Как оказалось, муж «учил жену уму-разуму». Прибывшей милиции эта парочка попыталась доказать, что я на них набросился и пытался убить. Благо, милиционеры попались знакомые — посадили меня в машину и отвезли домой. А те алкаши и в самом деле собирались написать на меня заявление о побоях, но не успели: через пару дней муж «доучил» жену до могилы и отправился в тюрьму.
Санитарки сменялись со страшной скоростью, а хирурги оставались одни и те же — Ермаков, Бурлаков и я. Саныч и вправду перестал пить.
Летом 1999 года нам прислали одного деятеля после интернатуры, Олега. Он, как и я, добровольно вызвался ехать в район, имея квартиру в городе. Опыта решил набраться. Просил, если что, вызывать его на все интересные случаи.
Ночь. Привозят пациента с ножевым ранением в сердце. «Что может быть интереснее ранения сердца!» — подумал я и вызвал Олега.
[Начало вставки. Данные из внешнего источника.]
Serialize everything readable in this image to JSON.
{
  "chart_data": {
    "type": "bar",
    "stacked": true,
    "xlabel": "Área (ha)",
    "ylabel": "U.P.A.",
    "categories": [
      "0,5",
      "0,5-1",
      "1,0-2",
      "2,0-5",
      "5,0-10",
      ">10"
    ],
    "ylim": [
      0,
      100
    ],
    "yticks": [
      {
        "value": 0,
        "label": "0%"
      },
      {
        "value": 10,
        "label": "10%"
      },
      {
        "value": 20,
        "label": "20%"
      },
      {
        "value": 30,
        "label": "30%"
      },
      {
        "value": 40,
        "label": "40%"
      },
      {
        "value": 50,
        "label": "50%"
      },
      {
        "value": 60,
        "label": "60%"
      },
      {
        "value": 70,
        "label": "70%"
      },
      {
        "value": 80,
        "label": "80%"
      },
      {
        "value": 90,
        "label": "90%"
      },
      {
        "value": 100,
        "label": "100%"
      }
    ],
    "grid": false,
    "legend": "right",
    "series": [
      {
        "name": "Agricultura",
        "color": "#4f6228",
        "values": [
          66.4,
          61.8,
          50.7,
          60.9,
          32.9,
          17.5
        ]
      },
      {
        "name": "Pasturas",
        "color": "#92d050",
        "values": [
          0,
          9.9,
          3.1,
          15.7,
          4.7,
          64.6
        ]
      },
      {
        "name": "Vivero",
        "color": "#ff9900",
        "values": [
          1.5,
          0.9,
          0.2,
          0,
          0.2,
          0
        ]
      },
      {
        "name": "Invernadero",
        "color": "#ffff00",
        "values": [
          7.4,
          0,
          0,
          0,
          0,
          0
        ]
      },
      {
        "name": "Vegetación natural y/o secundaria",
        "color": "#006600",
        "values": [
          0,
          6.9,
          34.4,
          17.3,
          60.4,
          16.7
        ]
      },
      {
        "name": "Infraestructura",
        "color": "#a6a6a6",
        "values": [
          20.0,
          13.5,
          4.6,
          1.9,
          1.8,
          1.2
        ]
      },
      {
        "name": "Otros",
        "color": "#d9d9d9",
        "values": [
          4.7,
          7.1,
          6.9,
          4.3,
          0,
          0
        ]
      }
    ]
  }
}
Тот приехал почему-то недовольный.
Я выполнил стандартную торакотомию слева в пятом межреберье, обнажил сердце — дырка есть, кровотечение продолжается. Попросил ассистента заткнуть рану. Олег трясущимся пальцем остановил кровотечение. Я наложил три стежка на раневой дефект в сердечной мышце, два с краев успел стянуть и завязать. Начал сводить концы третьего, центрального — и внезапно в операционной отключили свет. Аварийный аккумулятор света не дал — разрядился. Медсестра вызвала машину «скорой», и та светила фарами прямо через стекло. Всяко лучше, чем ничего. Я завязал последний узел практически на ощупь, лишь чувствовал, как под пальцами скачет живое сердце, после чего остановил операцию:
— Все, коллеги! Пока стоим!
— Дмитрий Андреевич, а почему не продолжаем? — протянул Олег.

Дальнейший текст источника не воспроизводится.